Turn medical texts, ads, novels, and magazine copy in Braille.
What does a Braille Transcriber do?
Braille is a system of writing that lets the blind read. It uses raised dots that represent different letters to form words. These words can be read by moving ones fingertips across the page. As a Braille Transcriber, you take written works and translate them into Braille, and vice versa.

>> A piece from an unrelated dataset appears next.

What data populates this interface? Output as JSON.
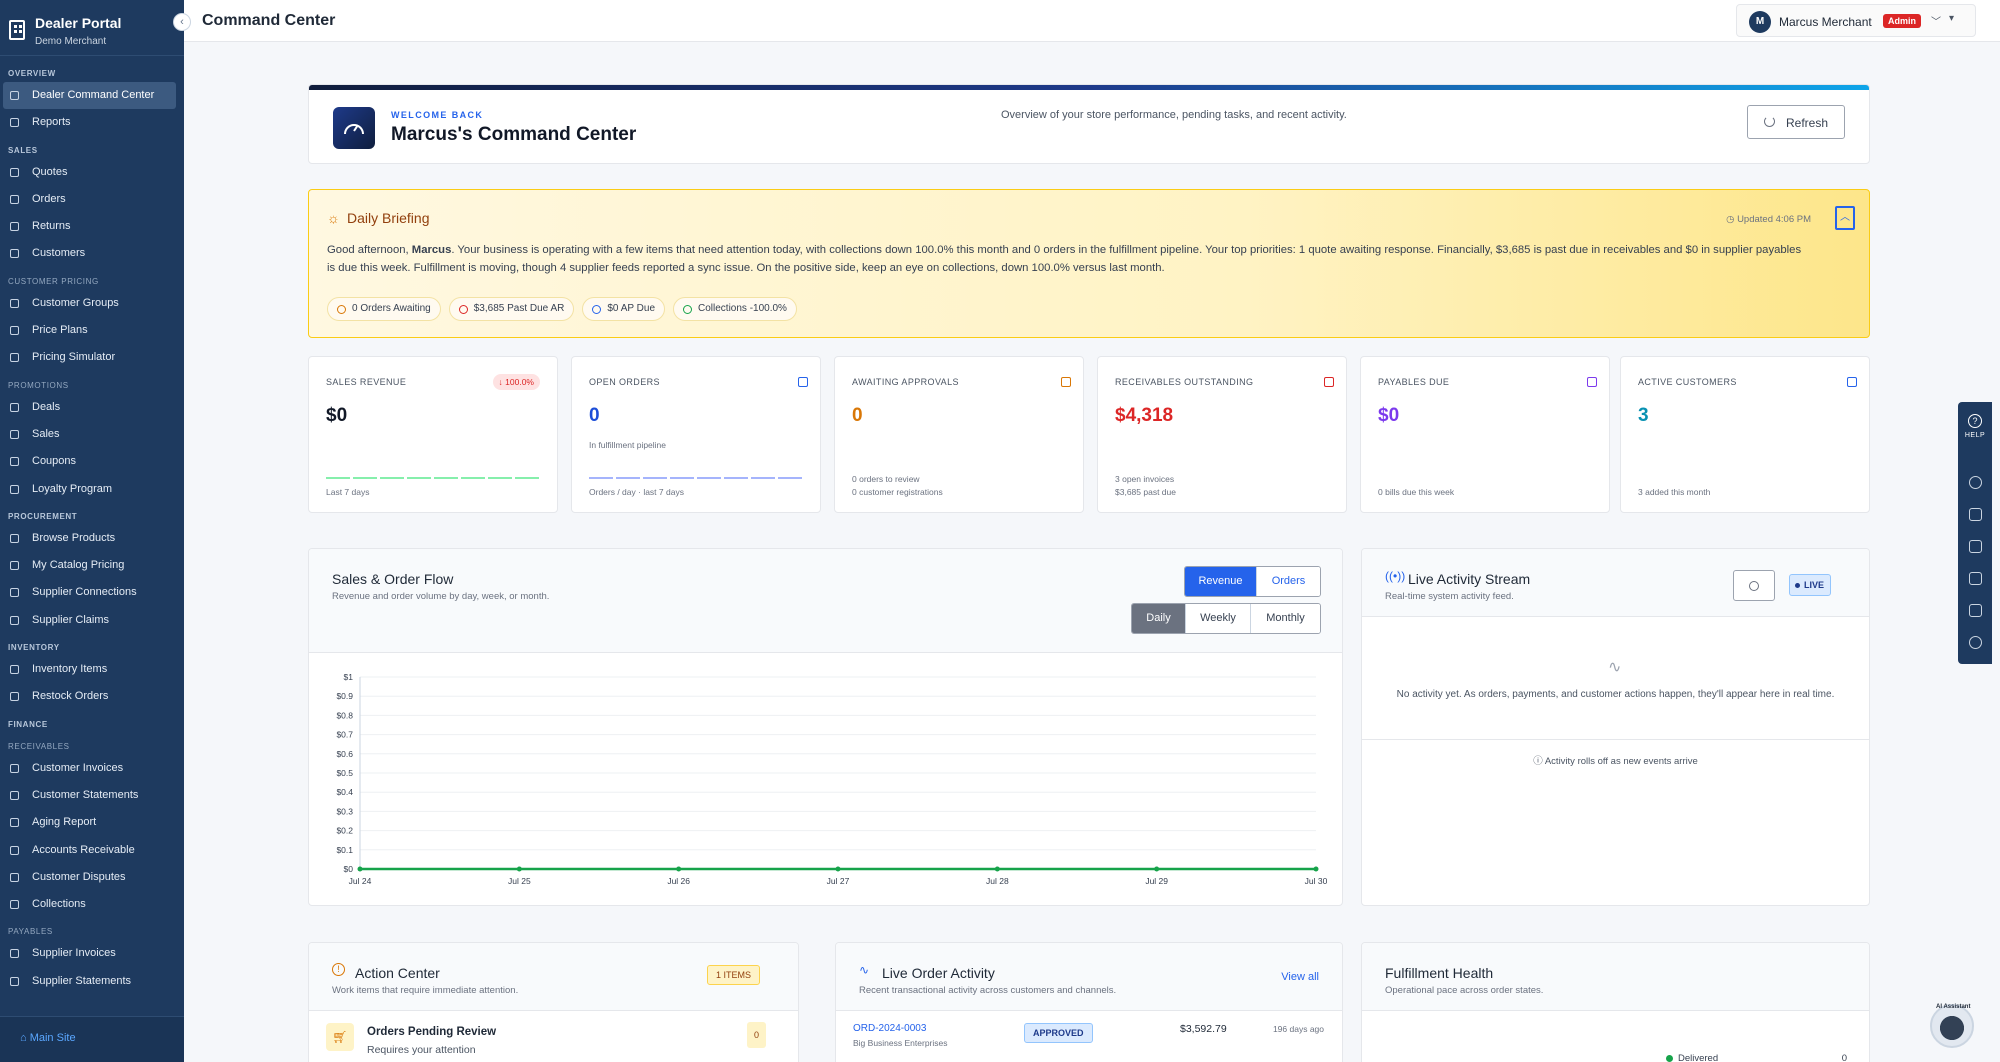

Since any written work can be turned into Braille, the transcribing you do serves many purposes. You might work on medical pamphlets, textbooks, official forms, written reports, greeting cards, or sheet music. Most Braille Transcribers choose to focus on one area, be it literary, mathematics, or music. Although technically, you can do all three, each area requires a different skill set and level of experience.
Just like any Translator, you need to be fluent in two languages. But obviously, in this case, your second language is Braille. You need to know the Braille alphabet perfectly, as well as understand the specific ways Braille is formatted. When transcribing, you have a little bit of freedom of expression. But at the same time, you want to stay as true to the original information as possible so nothing gets lost in translation. Your freedom comes in when you’re recreating things like pictures, graphs, or charts. You need to take these images and turn them into words, which you can do with descriptions of color, shapes, and actions.
This is a difficult job to make a consistent wage in, and many people in this field do it on a volunteer basis or as an additional job. A lot of paid Braille Transcribers work with school systems or companies.